Ailleurs, les Semca sont juges et parties. Des études préalables
aux projets autoroutiers ont été imputées à des
sociétés d'autoroute par le directeur des routes lui-même,
préjugeant en cela la décision de concession, au prétexte
que L'État ne pourrait, à lui seul, supporter de telles charges.
Ainsi, la société Escota a été priée de financer
pour 12 millions de francs des études concernant une partie de l'A51.
Lorsque le projet a été annulé, Escota a demandé
le remboursement de la somme au ministre de l'Équipement.
Dans ce qui a toutes les caractéristiques d'un trou noir, L'État
a une grande responsabilité. Les Semca n'ont de société
d'économie mixte que le nom. L'État, par l'intermédiaire
des sociétés mères, de la Caisse des dépôts,
de l'établissement public Autoroute de France, détient plus de
99 % de leur capital. Seule l'ATMB, concessionnaire du tunnel sous le mont Blanc,
réserve une part substantielle de son capital aux intérêts
privés et aux collectivités territoriales. Impossible pour ces
sociétés de résister aux demandes pressantes de l'actionnaire.
Notamment lors de l'octroi de concessions nouvelles. " C'est ainsi, note
la Cour dans son rapport, que des sociétés sont amenées
à supporter des charges sans lien avec leur activité principale.

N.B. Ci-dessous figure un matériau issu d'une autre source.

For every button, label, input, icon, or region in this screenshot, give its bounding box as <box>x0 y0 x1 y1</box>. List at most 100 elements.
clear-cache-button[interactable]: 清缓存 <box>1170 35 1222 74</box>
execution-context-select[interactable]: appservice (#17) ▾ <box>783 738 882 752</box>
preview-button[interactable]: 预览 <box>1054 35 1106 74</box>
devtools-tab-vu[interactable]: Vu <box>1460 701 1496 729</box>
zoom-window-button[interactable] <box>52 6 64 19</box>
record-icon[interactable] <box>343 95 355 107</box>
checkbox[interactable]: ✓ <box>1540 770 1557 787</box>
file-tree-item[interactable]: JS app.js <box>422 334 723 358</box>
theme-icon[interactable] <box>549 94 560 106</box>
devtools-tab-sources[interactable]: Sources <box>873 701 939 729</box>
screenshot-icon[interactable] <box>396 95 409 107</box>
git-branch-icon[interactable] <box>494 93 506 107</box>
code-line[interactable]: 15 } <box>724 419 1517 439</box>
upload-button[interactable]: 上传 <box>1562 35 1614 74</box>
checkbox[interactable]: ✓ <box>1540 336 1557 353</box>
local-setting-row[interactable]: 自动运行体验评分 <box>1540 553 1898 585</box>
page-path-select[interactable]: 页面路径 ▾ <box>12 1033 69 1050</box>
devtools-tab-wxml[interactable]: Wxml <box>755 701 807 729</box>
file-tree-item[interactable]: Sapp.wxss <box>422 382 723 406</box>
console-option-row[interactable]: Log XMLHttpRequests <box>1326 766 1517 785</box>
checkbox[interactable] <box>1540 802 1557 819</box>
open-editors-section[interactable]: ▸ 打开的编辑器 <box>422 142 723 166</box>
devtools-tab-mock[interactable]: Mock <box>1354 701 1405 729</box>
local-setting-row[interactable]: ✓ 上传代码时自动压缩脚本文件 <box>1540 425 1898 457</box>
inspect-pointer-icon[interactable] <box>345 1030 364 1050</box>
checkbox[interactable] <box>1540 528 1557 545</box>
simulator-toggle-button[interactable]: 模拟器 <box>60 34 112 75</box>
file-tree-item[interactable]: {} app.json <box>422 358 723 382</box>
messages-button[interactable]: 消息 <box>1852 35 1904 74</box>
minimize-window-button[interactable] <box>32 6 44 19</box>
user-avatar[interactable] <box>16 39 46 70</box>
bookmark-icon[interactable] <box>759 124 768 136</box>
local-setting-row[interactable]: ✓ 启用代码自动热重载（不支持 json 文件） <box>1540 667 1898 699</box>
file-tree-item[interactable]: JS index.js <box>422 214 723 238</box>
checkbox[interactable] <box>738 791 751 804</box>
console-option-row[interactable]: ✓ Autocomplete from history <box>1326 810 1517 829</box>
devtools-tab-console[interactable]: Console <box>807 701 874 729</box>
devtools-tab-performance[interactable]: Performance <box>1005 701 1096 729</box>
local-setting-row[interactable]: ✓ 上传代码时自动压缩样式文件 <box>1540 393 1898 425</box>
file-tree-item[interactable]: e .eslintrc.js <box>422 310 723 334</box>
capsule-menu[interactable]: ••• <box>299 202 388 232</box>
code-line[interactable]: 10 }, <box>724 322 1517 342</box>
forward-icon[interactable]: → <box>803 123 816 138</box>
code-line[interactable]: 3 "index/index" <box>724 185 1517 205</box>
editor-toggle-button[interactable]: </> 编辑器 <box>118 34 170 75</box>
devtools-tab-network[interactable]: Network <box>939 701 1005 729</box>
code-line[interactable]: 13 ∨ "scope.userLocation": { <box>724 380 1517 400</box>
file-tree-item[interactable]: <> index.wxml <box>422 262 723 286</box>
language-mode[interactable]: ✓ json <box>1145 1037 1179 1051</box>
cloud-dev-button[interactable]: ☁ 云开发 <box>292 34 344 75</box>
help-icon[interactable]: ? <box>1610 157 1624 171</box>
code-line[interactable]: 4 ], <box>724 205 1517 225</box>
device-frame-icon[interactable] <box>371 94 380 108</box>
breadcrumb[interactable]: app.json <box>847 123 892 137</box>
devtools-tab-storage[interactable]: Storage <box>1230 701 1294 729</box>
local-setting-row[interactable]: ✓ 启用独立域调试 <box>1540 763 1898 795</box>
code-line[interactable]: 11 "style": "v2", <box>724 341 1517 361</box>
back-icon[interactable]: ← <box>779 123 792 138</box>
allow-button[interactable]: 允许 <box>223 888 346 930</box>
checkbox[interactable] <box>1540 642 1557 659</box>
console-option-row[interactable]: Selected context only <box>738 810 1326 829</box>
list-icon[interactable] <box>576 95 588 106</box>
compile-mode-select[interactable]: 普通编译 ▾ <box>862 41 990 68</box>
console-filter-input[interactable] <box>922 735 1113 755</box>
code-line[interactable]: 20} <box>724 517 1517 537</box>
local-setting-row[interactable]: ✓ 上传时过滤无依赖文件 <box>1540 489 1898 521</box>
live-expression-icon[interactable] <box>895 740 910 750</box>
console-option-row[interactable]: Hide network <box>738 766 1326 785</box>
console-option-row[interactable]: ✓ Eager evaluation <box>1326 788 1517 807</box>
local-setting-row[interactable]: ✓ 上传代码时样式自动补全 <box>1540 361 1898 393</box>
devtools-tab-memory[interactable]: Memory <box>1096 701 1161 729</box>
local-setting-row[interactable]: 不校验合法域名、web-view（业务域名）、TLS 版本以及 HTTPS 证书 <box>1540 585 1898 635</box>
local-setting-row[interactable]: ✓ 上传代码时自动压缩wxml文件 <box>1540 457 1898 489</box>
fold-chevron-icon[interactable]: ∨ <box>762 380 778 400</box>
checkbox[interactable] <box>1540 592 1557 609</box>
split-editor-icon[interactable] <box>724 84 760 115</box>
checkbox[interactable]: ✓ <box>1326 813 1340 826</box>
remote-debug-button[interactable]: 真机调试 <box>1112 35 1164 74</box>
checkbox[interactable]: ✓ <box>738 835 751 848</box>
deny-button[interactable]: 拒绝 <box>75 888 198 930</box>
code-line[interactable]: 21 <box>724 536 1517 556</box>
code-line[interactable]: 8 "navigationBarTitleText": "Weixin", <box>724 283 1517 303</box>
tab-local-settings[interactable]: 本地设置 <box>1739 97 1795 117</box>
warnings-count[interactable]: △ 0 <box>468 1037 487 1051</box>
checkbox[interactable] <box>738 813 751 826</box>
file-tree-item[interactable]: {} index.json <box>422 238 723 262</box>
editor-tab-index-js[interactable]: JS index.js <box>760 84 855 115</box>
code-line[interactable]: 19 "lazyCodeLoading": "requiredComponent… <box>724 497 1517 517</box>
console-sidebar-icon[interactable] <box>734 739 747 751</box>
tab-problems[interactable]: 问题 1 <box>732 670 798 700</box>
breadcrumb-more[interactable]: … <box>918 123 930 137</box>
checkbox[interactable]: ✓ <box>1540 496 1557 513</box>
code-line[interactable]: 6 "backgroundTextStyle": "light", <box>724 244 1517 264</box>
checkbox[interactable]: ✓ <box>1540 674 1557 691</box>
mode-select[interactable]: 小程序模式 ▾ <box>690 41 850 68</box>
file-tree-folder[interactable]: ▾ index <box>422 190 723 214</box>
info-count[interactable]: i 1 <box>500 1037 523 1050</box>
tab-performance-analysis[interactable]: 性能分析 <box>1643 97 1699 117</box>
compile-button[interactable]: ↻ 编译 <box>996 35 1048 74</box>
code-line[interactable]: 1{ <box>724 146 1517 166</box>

" Ainsi la SAPR, concessionnaire de l'A5 et de l'A6, s'est retrouvée
en charge du tunnel de Sainte-Marie-aux-Mines, en Alsace, permettant le passage
de la RN59. A la charge - supplémentaire - des usagers de l'autoroute
du Sud.
Sur l'air du pousse-au-crime, les servitudes de L'État ne sont pas en
reste. Dans ce lobby autoroutier, il faut inscrire les ingénieurs
des Ponts et Chaussées. Jusqu'à une date récente, ces
grands seigneurs organisés en corps percevaient en toute légalité
une commission de cinq pour mille des dépenses de construction ainsi
que des recettes de péage. Rassemblés à titre collectif,
les fonds étaient redistribués sous forme de primes. Authentique
! La justification ? L'expertise de ces ingénieurs de haut vol en matière
de contrôle. Personne ne remettra en cause leurs grandes compétences.

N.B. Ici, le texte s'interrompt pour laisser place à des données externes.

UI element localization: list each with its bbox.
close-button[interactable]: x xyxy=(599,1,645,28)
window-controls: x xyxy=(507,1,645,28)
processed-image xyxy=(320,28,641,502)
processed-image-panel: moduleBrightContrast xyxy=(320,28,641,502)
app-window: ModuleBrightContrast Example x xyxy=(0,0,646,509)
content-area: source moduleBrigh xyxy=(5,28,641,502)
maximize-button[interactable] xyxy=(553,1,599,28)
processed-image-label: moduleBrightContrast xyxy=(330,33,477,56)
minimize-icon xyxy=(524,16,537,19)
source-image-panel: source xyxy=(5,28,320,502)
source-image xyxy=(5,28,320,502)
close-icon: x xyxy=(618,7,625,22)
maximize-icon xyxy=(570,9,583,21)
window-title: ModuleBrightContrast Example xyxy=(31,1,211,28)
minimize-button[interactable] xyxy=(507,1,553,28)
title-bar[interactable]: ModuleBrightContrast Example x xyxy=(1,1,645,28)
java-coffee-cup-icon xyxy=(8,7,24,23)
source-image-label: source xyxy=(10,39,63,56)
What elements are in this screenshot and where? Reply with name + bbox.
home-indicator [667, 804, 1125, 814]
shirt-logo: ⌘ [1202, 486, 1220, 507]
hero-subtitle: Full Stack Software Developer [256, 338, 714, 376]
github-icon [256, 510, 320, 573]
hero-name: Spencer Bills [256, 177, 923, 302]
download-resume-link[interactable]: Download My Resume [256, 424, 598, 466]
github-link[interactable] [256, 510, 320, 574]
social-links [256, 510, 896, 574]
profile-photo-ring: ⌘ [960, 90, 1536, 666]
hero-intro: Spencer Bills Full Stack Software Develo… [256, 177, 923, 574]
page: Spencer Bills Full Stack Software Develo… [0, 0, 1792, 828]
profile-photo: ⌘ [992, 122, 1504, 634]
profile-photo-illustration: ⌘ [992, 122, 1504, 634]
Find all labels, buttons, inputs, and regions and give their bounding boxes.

Mais de là à penser qu'ils avaient un intérêt personnel
à développer le programme autoroutier…
Les parlementaires ont maintenant de quoi réfléchir. La dette
laissée par la construction des autoroutes existe. Il faudra bien l'honorer.

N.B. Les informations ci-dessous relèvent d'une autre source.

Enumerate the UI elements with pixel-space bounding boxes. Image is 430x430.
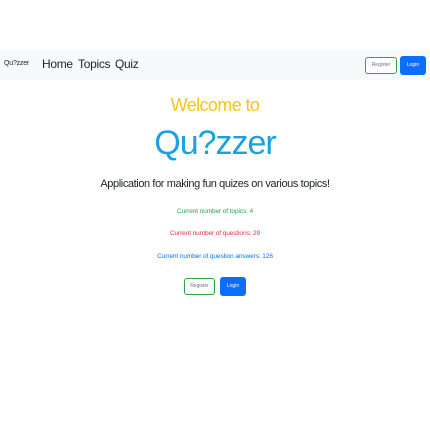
- app-name-heading: Qu?zzer: [154, 124, 277, 162]
- welcome-heading: Welcome to: [170, 95, 260, 115]
- nav-link-home[interactable]: Home: [42, 57, 73, 71]
- answers-count: Current number of question answers: 126: [157, 253, 273, 260]
- nav-link-quiz[interactable]: Quiz: [115, 57, 139, 71]
- nav-login-button[interactable]: Login: [400, 56, 426, 75]
- nav-register-button[interactable]: Register: [365, 57, 397, 74]
- register-button[interactable]: Register: [184, 278, 215, 295]
- login-button[interactable]: Login: [220, 277, 246, 296]
- tagline: Application for making fun quizes on var…: [100, 178, 330, 190]
- topics-count: Current number of topics: 4: [176, 208, 254, 215]
- navbar: Qu?zzer Home Topics Quiz Register Login: [0, 50, 430, 80]
- nav-link-topics[interactable]: Topics: [78, 57, 111, 71]
- brand-logo[interactable]: Qu?zzer: [4, 60, 29, 67]
- questions-count: Current number of questions: 29: [169, 230, 261, 237]
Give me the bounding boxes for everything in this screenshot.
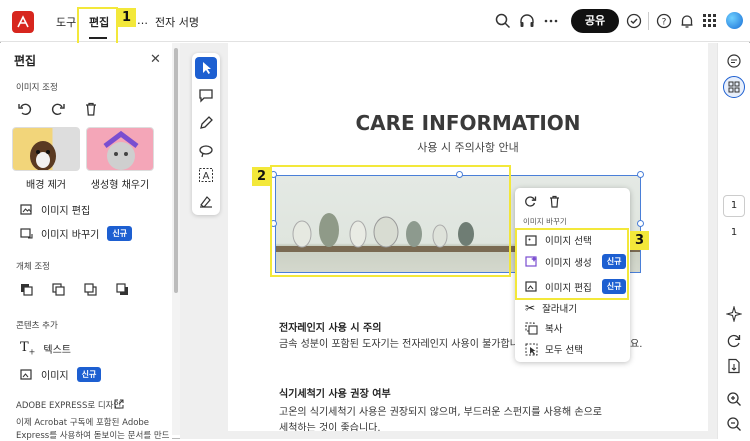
delete-icon[interactable]	[84, 102, 98, 116]
section2-title: 식기세척기 사용 권장 여부	[279, 389, 391, 400]
send-backward-icon[interactable]	[84, 283, 97, 296]
replace-image-section: 이미지 바꾸기	[523, 217, 567, 226]
express-section-title: ADOBE EXPRESS로 디자인	[16, 401, 122, 411]
callout-number-3: 3	[630, 231, 649, 250]
panel-close-icon[interactable]: ✕	[150, 52, 161, 67]
document-heading: CARE INFORMATION	[355, 111, 581, 135]
edit-image-icon	[20, 204, 32, 215]
help-icon[interactable]: ?	[655, 12, 673, 30]
select-all-label: 모두 선택	[545, 345, 583, 356]
svg-text:?: ?	[662, 18, 667, 28]
rotate-icon[interactable]	[524, 195, 537, 208]
generative-fill-label: 생성형 채우기	[90, 180, 150, 191]
new-badge-image: 신규	[76, 367, 102, 382]
express-desc-line2: Express를 사용하여 돋보이는 문서를 만드	[16, 431, 170, 441]
share-button[interactable]: 공유	[571, 9, 619, 33]
comment-icon[interactable]	[198, 87, 214, 103]
menu-tools[interactable]: 도구	[56, 14, 76, 30]
zoom-in-icon[interactable]	[726, 391, 742, 407]
resize-handle[interactable]	[637, 171, 644, 178]
section-image-adjust: 이미지 조정	[16, 83, 58, 93]
search-icon[interactable]	[494, 12, 512, 30]
section1-title: 전자레인지 사용 시 주의	[279, 323, 382, 334]
section-add-content: 콘텐츠 추가	[16, 321, 58, 331]
menu-esign[interactable]: 전자 서명	[155, 14, 199, 30]
external-link-icon[interactable]	[114, 399, 124, 409]
apps-grid-icon[interactable]	[703, 14, 717, 28]
replace-image-icon	[20, 228, 33, 239]
send-back-icon[interactable]	[116, 283, 129, 296]
comments-panel-icon[interactable]	[726, 53, 742, 69]
section1-text-end: 요.	[630, 339, 643, 350]
thumbnails-button[interactable]	[723, 76, 745, 98]
remove-background-label: 배경 제거	[26, 180, 66, 191]
cut-item[interactable]: ✂ 잘라내기	[525, 301, 577, 315]
rotate-right-icon[interactable]	[51, 102, 65, 116]
rotate-left-icon[interactable]	[18, 102, 32, 116]
panel-scrollbar[interactable]	[172, 43, 180, 435]
generative-fill-thumbnail[interactable]	[86, 127, 154, 171]
express-desc-line1: 이제 Acrobat 구독에 포함된 Adobe	[16, 418, 150, 428]
scissors-icon: ✂	[525, 301, 536, 315]
toolbar-divider	[648, 12, 649, 30]
copy-label: 복사	[545, 324, 563, 335]
user-avatar[interactable]	[726, 12, 743, 29]
replace-image-item[interactable]: 이미지 바꾸기 신규	[20, 226, 133, 241]
remove-background-thumbnail[interactable]	[12, 127, 80, 171]
copy-icon	[525, 321, 538, 335]
section1-text: 금속 성분이 포함된 도자기는 전자레인지 사용이 불가합니	[279, 339, 519, 350]
add-text-label: 텍스트	[43, 344, 71, 356]
replace-image-label: 이미지 바꾸기	[41, 230, 100, 241]
panel-title: 편집	[14, 54, 37, 68]
ai-assistant-icon[interactable]	[726, 306, 742, 322]
lasso-icon[interactable]	[198, 143, 214, 159]
callout-number-2: 2	[252, 167, 271, 186]
callout-number-1: 1	[117, 8, 136, 27]
callout-highlight-3	[515, 228, 629, 300]
edit-tools-bar: A	[192, 53, 220, 215]
copy-item[interactable]: 복사	[525, 321, 562, 335]
acrobat-logo[interactable]	[12, 11, 34, 33]
refresh-icon[interactable]	[726, 333, 742, 349]
checkmark-circle-icon[interactable]	[625, 12, 643, 30]
text-icon: T+	[20, 340, 36, 357]
select-tool[interactable]	[195, 57, 217, 79]
pen-icon[interactable]	[198, 115, 214, 131]
cursor-icon	[203, 62, 211, 74]
signature-icon[interactable]	[198, 193, 214, 209]
bring-forward-icon[interactable]	[52, 283, 65, 296]
page-total: 1	[730, 227, 738, 238]
add-image-icon	[20, 369, 32, 380]
headphones-icon[interactable]	[518, 12, 536, 30]
section2-text-line1: 고온의 식기세척기 사용은 권장되지 않으며, 부드러운 스펀지를 사용해 손으…	[279, 407, 603, 418]
edit-panel: 편집 ✕ 이미지 조정 배경 제거 생성형 채우기 이미지 편집 이미지 바꾸기…	[0, 43, 172, 441]
page-number-input[interactable]: 1	[723, 195, 745, 217]
document-save-icon[interactable]	[726, 358, 742, 374]
edit-image-label: 이미지 편집	[41, 206, 91, 217]
menu-overflow[interactable]: …	[137, 14, 148, 27]
callout-highlight-1	[77, 7, 118, 46]
callout-highlight-2	[270, 165, 511, 277]
text-box-icon[interactable]: A	[198, 167, 214, 183]
select-all-item[interactable]: 모두 선택	[525, 342, 583, 356]
section-object-adjust: 개체 조정	[16, 262, 50, 272]
document-subheading: 사용 시 주의사항 안내	[417, 141, 519, 154]
delete-image-icon[interactable]	[548, 195, 561, 208]
new-badge: 신규	[107, 226, 133, 241]
thumbnails-icon	[728, 81, 740, 93]
add-text-item[interactable]: T+ 텍스트	[20, 340, 71, 357]
edit-image-item[interactable]: 이미지 편집	[20, 202, 90, 217]
add-image-label: 이미지	[41, 371, 69, 382]
bell-icon[interactable]	[678, 12, 696, 30]
svg-text:A: A	[203, 171, 210, 182]
bring-front-icon[interactable]	[20, 283, 33, 296]
select-all-icon	[525, 343, 538, 355]
zoom-out-icon[interactable]	[726, 416, 742, 432]
cut-label: 잘라내기	[542, 304, 578, 315]
resize-handle[interactable]	[637, 220, 644, 227]
add-image-item[interactable]: 이미지 신규	[20, 367, 102, 382]
more-icon[interactable]	[542, 12, 560, 30]
right-rail: 1 1	[717, 43, 750, 439]
document-horizontal-scrollbar[interactable]	[180, 431, 717, 439]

Le public lui-même a pris conscience de la nécessité de
freiner le programme autoroutier. Selon le Crédoc, les utilisateurs étaient
majoritairement favorables au développement du réseau il y a quatre
ans. Aujourd'hui, ils ne sont plus que 38 %. Ils souhaitent même une diversification
des moyens de transports et un meilleur entretien du réseau national
existant.
Les déclarations ambiguës, et parfois contradictoires, du ministre
des Transports ne permettent pas de préjuger de l'avenir. Devant le désastre
de l'incendie du tunnel du Mont-blanc, Jean-Claude Gayssot a promis un changement
de la politique des transports, et le ferroutage pour demain. Depuis, rien n'a
bougé. Il est vrai que, peu de temps auparavant, en octobre 1998, devant
le Parlement, le ministre tenait un tout autre discours : " Le gouvernement
n'a jamais remis en cause le programme autoroutier ", avait-il affirmé.
Que croire ?
Le réseau et ses ratés
v Le troisième tronçon de l'axe
Marseille-Genéve, trop cher, trop destructeur, a été remis
à l'étude.
v Tunnel de Sainte-Marie-aux-Mines, adossé
à l'A8-A6.
v Emplacement du pont de Normandie, qui, pendant
plusieurs années, a débouché sur une départementale.